À sept heures, une calèche, qui roulait sans bruit sur les allées boueuses de l’ancien parc, vint s’arrêter devant le perron des bureaux. C’était pour M. Martin d’Oyse le signal de cesser le travail. Il l’acceptait sans peine. Cinq minutes plus tard on le vit sortir, ajustant ses manchettes d’un geste vif. Il descendit rapidement les marches, remercia le cocher qui lui tenait la portière ; et la voiture, emportée par des bêtes bien nourries, s’engagea dans le chemin charmant, garni de saules, qui longeait l’Aubette.

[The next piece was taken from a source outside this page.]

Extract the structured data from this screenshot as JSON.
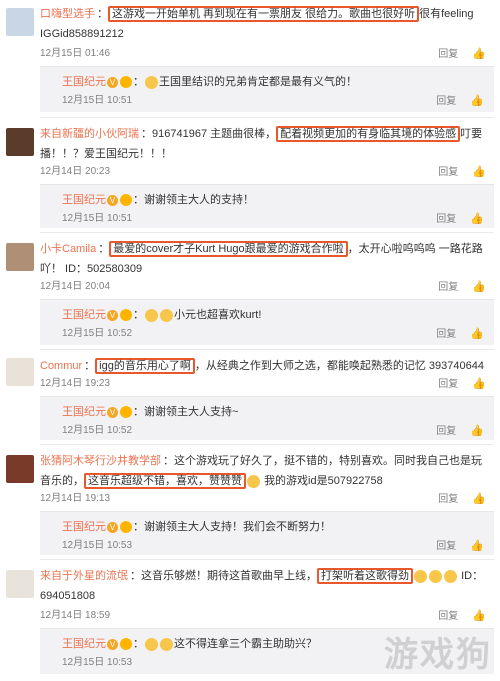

La vallée de l’Aubette était peuplée de filatures. Les cheminées y poussaient comme autant de troncs puissants et sans branches qui eussent dépassé les autres arbres. Même, quand la voiture eut commencé de gravir la route montante qui escaladait le coteau, on aurait pu apercevoir à deux ou trois kilomètres plus loin, sur la rivière, les établissements du tissage Taverny. M. Martin d’Oyse alluma un cigare et s’enferma dans sa rêverie, mais il n’eut pas un regard pour l’usine de l’adversaire. Voici trente-deux ans que chaque soir il faisait ce trajet avec le même contentement, en songeant qu’il allait retrouver là-haut sa belle Élisabeth. En dépit de soucis accablants, la vie de cet homme était pleine de douceur. Il était éternellement amoureux de madame Martin d’Oyse. Ce roman conjugal, qui avait débuté par un coup de théâtre, n’aurait de fin que dans la mort. Et quand, ce soir, la façade rouge du château des Verdelettes apparut avec les poivrières de ses deux tourelles de flanc, parmi les sapins du parc, l’idée du sourire qui l’attendait dans le petit salon combla d’aise le gentilhomme.

Cependant il fut distrait par le geste du cocher qui agitait le manche de son fouet dans l’espace, désignant le ciel et enjoignant à monsieur de regarder.

Il y avait en effet dans le couchant dore du crépuscule d’avril, au-dessus de la ligne du chemin de fer, là-bas, le vol rectiligne d’un oiseau noir qui semblait arrivera toute vitesse ; en même temps on commença d’entendre, lambeaux de bruit déchirés et balancés par le vent, les rafales d’un moteur. Le cocher, agité sur son siège, ne se possédait plus. Il murmurait :

— Deux sous que c’est monsieur Philippe qui vient nous surprendre !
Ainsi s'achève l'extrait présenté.